In case you need a reminder of the face that triggered my Peter Pan obsession, here it is:
(I admit, I might just be looking for a reason to post his pretty face here.)
3. YA writers, here's an update on the new trends in the YA market.
I'm glad contemporary YA is making a comeback. It's been a while since books like Sarah Dessen's have taken up a good part of the shelves, and I've been searching for a simple coming of age story in which the protagonist goes through a significant transformation and growth that is gratifying to the reader, preferably with a generous dash of romance. Contemporary YA has always been and will always be my first love. I remember the book that started it all: KEEPING THE MOON by Sarah Dessen. It was the first Dessen book I read and I've been a fan of her ever since. Shortly after came Deb Caletti and her book, WILD ROSES, which inspired my first standalone novel that I completed in 2008 (after working on it since 2005), WHEN THE LILIES TURN ORANGE. There are certain books that change your life and influence you and your writing, and these two happen to be of the contemporary YA genre. Which is why this genre will always be my true love, despite how much fun I'm having with urban fantasy now.

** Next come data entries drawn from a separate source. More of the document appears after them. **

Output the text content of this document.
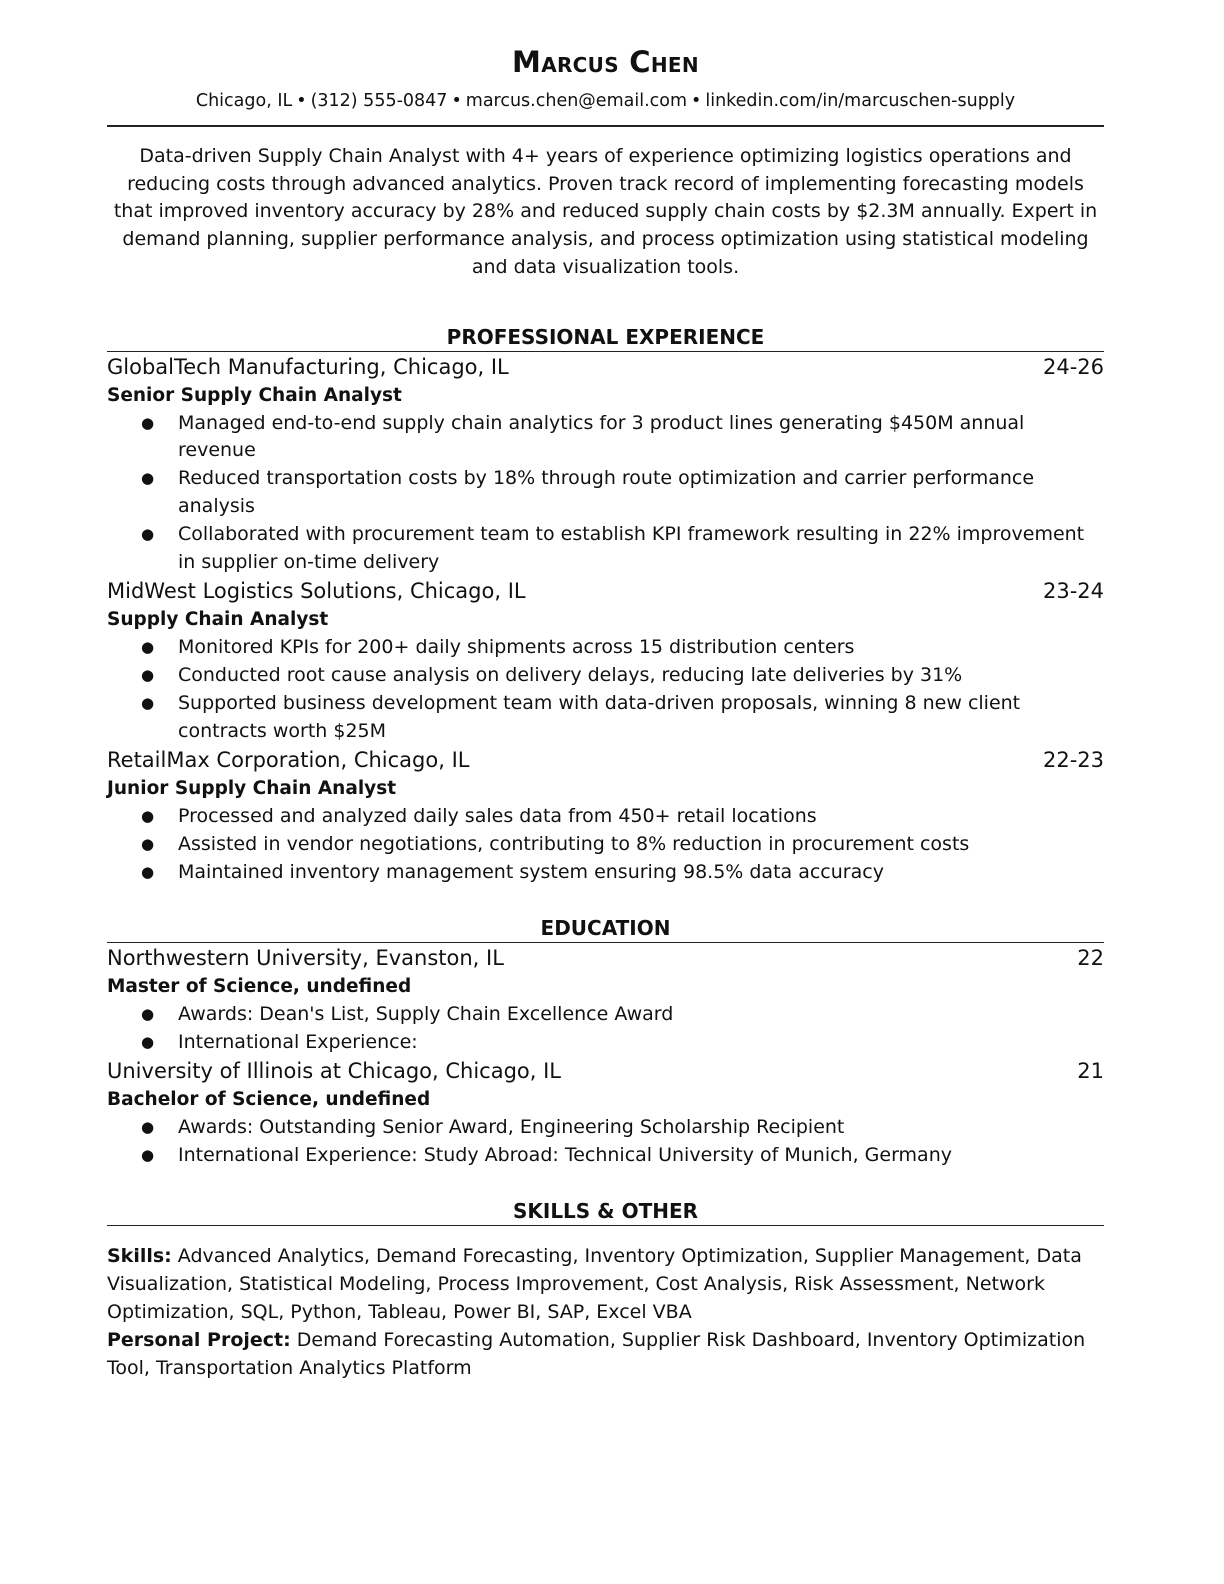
Marcus Chen
Chicago, IL • (312) 555-0847 • marcus.chen@email.com • linkedin.com/in/marcuschen-supply
Data-driven Supply Chain Analyst with 4+ years of experience optimizing logistics operations and reducing costs through advanced analytics. Proven track record of implementing forecasting models that improved inventory accuracy by 28% and reduced supply chain costs by $2.3M annually. Expert in demand planning, supplier performance analysis, and process optimization using statistical modeling and data visualization tools.
PROFESSIONAL EXPERIENCE
GlobalTech Manufacturing, Chicago, IL	24-26
Senior Supply Chain Analyst
● Managed end-to-end supply chain analytics for 3 product lines generating $450M annual revenue
● Reduced transportation costs by 18% through route optimization and carrier performance analysis
● Collaborated with procurement team to establish KPI framework resulting in 22% improvement in supplier on-time delivery
MidWest Logistics Solutions, Chicago, IL	23-24
Supply Chain Analyst
● Monitored KPIs for 200+ daily shipments across 15 distribution centers
● Conducted root cause analysis on delivery delays, reducing late deliveries by 31%
● Supported business development team with data-driven proposals, winning 8 new client contracts worth $25M
RetailMax Corporation, Chicago, IL	22-23
Junior Supply Chain Analyst
● Processed and analyzed daily sales data from 450+ retail locations
● Assisted in vendor negotiations, contributing to 8% reduction in procurement costs
● Maintained inventory management system ensuring 98.5% data accuracy
EDUCATION
Northwestern University, Evanston, IL	22
Master of Science, undefined
● Awards: Dean's List, Supply Chain Excellence Award
● International Experience:
University of Illinois at Chicago, Chicago, IL	21
Bachelor of Science, undefined
● Awards: Outstanding Senior Award, Engineering Scholarship Recipient
● International Experience: Study Abroad: Technical University of Munich, Germany
SKILLS & OTHER
Skills: Advanced Analytics, Demand Forecasting, Inventory Optimization, Supplier Management, Data Visualization, Statistical Modeling, Process Improvement, Cost Analysis, Risk Assessment, Network Optimization, SQL, Python, Tableau, Power BI, SAP, Excel VBA
Personal Project: Demand Forecasting Automation, Supplier Risk Dashboard, Inventory Optimization Tool, Transportation Analytics Platform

But even though I agree that we need more contemporary YA now, I find it a bit of a stretch to say that the time of YA fantasy is coming to an end. While it's true that the YA market is saturated with paranormal fiction of all things fanged, furry and/or winged, and that it's understandable for literary agents to get weary of such stories and crave something simple and authentic and grounded in reality, something that can resonate with them and the readers, I believe that a well-crafted story, regardless of its genre, will always have a place on the bookshelf.
Perhaps the disillusionment with the fantasy genre stems from the done-to-death formulae: forbidden love between angel and human, pact between wolf packs, average human girl is introduced to the mysterious dangerous world of handsome paranormal boy. But writers like Maggie Stiefvater have broken from the norm and created versions of this genre with their personal stamp on them. And writers like Laini Taylor have gone beyond the regular run-of-the-mill fantasy story and brought the genre to whole new levels of awesomeness, with mind-boggling plots and perfect prose and pacing and complete character arcs.
Really, all we need is just a good mix of contemporary and fantasy. Personally, when I get tired of writing contemporary, I dabble with some urban fantasy. And when I feel like I can't take reading or writing another paranormal story, I go back to contemporary.
Maybe it's all about shaking things up and attempting the things that you've never tried before and that scares you. I think I'm terrible at writing from third-person POV, which is why it's the challenge I'm going to take on for INDIGO TIDES. For now, though, INDIGO is not the story I'm ready to tell. So I'm just sticking to my first love, what I know and love best, contemporary YA romance told from alternating first-person POVs.
Whatever genre we write in, as Joyce Carol Oates put it, "We write to create the books that we would like to read, that haven’t yet been written." Fantasy or contemporary, we write whatever is true to us, whatever moves us; we write the story that we believe in. A friend of mine asked me a couple of days ago where I find the patience to complete a novel and all I could say in response was, "If there's a story you strongly believe in that you want to share, you WILL find the patience for it no matter how much it torments you."
And maybe we all have a story like that in us. And we might just discover that this NaNoWriMo. Happy writing!